After leaving/losing her post as Group CCO at MullenLowe in February, Nicky Bullard is back with a business idea that she hopes will be “the antidote to the UK industry’s pitch pain,” particularly around projects, which is demanding longer and longer pitches as it becomes more and more competitive.

The Elevator Pitch is an intermediary designed with creativity, budgets and sanity in mind. Based on a fast-track, six-week pitch process, Bullard promises no longlists and a gutsily transparent fee structure. Before MullenLowe, Bullard was chairwoman of MRM UK & Europe, so she has business experience as well as creative insight, which does set her apart from the many rival intermediaries who are competing over the shrinking number of creative pitches.

There will be no subscriptions or first year kickbacks – instead the pitch brief is based around a 10% model: the pitch brief represents 10% of the project, which means that on appointment the agency has already made 10% of the work, and the client has got 10% of the work, so Elevator will invoice the client the equivalent of 10% of the budget (capped).

Elevator plans to work with a list of agencies that’s been carefully curated by Bullard herself.  Only recent work from three shortlisted agencies will be showcased to the clients.

Bullard says: “Elevator is here to shake things up and enable brands and agencies to pitch fast, appoint fast and make fast. Project pitches should not take 6 months! Elevator is the only UK pitch intermediary with both high-level creative and business leadership experience at its helm, which seems nuts when a creative agency appointment is both a business and creative agency decision.”

She adds: “I have always found it ridiculous that agencies are expected to present back the whole answer when they don’t have the whole picture. This is about everyone focusing on one element of the project; making it an even playing field, easier to critique, and easier to appoint.

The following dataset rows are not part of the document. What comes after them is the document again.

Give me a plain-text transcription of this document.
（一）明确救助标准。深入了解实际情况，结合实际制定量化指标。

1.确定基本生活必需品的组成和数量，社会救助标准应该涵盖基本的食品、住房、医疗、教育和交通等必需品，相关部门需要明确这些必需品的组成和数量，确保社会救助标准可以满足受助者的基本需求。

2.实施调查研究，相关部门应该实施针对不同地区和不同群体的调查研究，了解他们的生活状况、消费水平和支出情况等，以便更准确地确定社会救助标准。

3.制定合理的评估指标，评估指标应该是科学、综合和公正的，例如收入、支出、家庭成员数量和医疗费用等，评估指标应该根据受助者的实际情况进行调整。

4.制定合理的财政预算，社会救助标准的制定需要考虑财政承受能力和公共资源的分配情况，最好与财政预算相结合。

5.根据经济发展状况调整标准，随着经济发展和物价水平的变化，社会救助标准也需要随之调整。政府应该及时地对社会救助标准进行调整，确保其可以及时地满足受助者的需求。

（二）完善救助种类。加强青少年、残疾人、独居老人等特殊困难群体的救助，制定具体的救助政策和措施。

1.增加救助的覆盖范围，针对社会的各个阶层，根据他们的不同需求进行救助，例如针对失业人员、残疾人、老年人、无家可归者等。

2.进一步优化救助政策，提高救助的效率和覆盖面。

“I love this industry. But to me, one part of it was glaringly broken. I have started Elevator to give fantastic brands, embarking on a time-challenged project, the current shit hot creative partners they deserve. And to give creative agencies the process they deserve.”

A whole class of senior women have recently been losing out to the perils of mergers, AI, cost-cutting etc, so it’s very good to see that Bullard is back with a business idea that will look like refreshing alternative to many agencies. It would be good to see some of her peers, including Vicki Maguire and Annette King (who this year left Havas and Accenture Song respectively) back in the spotlight soon.